「?」
周太傅看了眼裴西嶺,在看到後者真誠的眼神後不由額角一抽,將眼神又轉向他身邊兩個眨著大眼睛,一派嚴肅又懵懂的如意糕糕身上。
這麼大點孩子,平常態度?
怕不是要被他嚇哭!
當爹的倒是心大。
但他沒說什麼,逕自應下。
「也好,也好。」周四老爺笑著開口,「最近不太平,他們去上書房既避事又可讀書,可謂一舉兩得啊。」
「正是如此。」裴西嶺看了一眼周念慈父親處空著的座位,點頭應是。
周父今日還在加班。
而就在剛開席不久後,沒吃幾口飯的裴承允也被匆匆趕來的兵部員外郎叫走了。
見沒人說話,周四老爺尬笑著誇讚道:「年輕人,有衝勁是好事,大過年的都不忘辦差,日後大有可為啊。」
話沒錯,但那可不是年輕人自己想過年還辦差。
說最近不太平也沒錯——那是真不太平。
年都沒過完,六皇子黨就已經火力全開炮轟二皇子黨了。
彼時二皇子黨還在齊齊打聽那位神秘的六皇子妃究竟姓甚名誰,就直接被政敵這一手搞得猝不及防,險些應對不及。

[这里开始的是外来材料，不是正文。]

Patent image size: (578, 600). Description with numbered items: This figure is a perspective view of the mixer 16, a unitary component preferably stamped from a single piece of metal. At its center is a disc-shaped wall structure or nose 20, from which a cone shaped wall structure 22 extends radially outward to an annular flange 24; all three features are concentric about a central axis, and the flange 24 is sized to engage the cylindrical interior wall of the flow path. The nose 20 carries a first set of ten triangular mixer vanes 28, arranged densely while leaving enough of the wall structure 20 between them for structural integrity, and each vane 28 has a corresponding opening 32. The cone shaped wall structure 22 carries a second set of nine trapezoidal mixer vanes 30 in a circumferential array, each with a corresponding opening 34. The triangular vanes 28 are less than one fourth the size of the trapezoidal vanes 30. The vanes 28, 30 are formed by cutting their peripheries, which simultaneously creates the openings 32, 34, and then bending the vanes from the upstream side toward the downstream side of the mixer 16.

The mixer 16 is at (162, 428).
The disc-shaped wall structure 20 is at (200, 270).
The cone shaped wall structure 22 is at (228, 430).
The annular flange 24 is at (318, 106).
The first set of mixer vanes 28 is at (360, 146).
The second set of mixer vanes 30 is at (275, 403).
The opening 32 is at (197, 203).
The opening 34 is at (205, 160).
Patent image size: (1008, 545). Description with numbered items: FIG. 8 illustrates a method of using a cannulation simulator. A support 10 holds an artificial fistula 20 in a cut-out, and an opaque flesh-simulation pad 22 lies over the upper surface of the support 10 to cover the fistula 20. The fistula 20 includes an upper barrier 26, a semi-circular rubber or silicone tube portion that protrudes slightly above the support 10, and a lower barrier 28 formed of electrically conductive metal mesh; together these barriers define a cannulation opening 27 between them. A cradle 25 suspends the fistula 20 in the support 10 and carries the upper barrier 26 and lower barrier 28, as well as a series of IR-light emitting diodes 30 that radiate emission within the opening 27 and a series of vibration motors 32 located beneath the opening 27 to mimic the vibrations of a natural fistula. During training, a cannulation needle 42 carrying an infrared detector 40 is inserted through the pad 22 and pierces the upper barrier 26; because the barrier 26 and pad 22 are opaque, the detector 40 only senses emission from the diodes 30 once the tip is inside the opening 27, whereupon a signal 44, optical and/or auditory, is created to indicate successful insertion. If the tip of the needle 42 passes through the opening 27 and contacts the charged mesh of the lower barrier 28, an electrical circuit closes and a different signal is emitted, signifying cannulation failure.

而六皇子黨大抵是得到了老大什麼指示,連年都不過了,個個火力全開幹活,二皇子黨也不得不全力應對,短短几日之間,兩黨的炮火就已經波及整個京城,搞得烏煙瘴氣,人人自危。
除了建文帝,最忙的就是大理寺與順天府,直到最後波及整個朝堂。
因為還沒開朝,他們像是也等不到那時候,大事直接進宮面聖裁決,小事就大理寺順天府伺候,還連帶著不少相關衙門一起,昨日那回直接出動了禁衛軍。
裴西嶺和周太傅算是少數沒被波及到的,畢竟他們一個職責在京城之外,輕易牽扯不到,一個如今轉管上書房,也沒人想上趕著招惹他。
在周府用過午膳後,趙瑾一家便離開了。
因為如意糕糕執意要自己準備入上書房一應事宜,趙瑾放心不下盯著,倒沒了多餘時間關注外頭。
兩日之後開朝,二六兩黨的炮火已經互相轟過了一輪,第一日倒叫建文帝安心過了年初上班第一天。
而如意糕糕也順利入學了。
翌日,左都御史被六皇子黨參下了馬。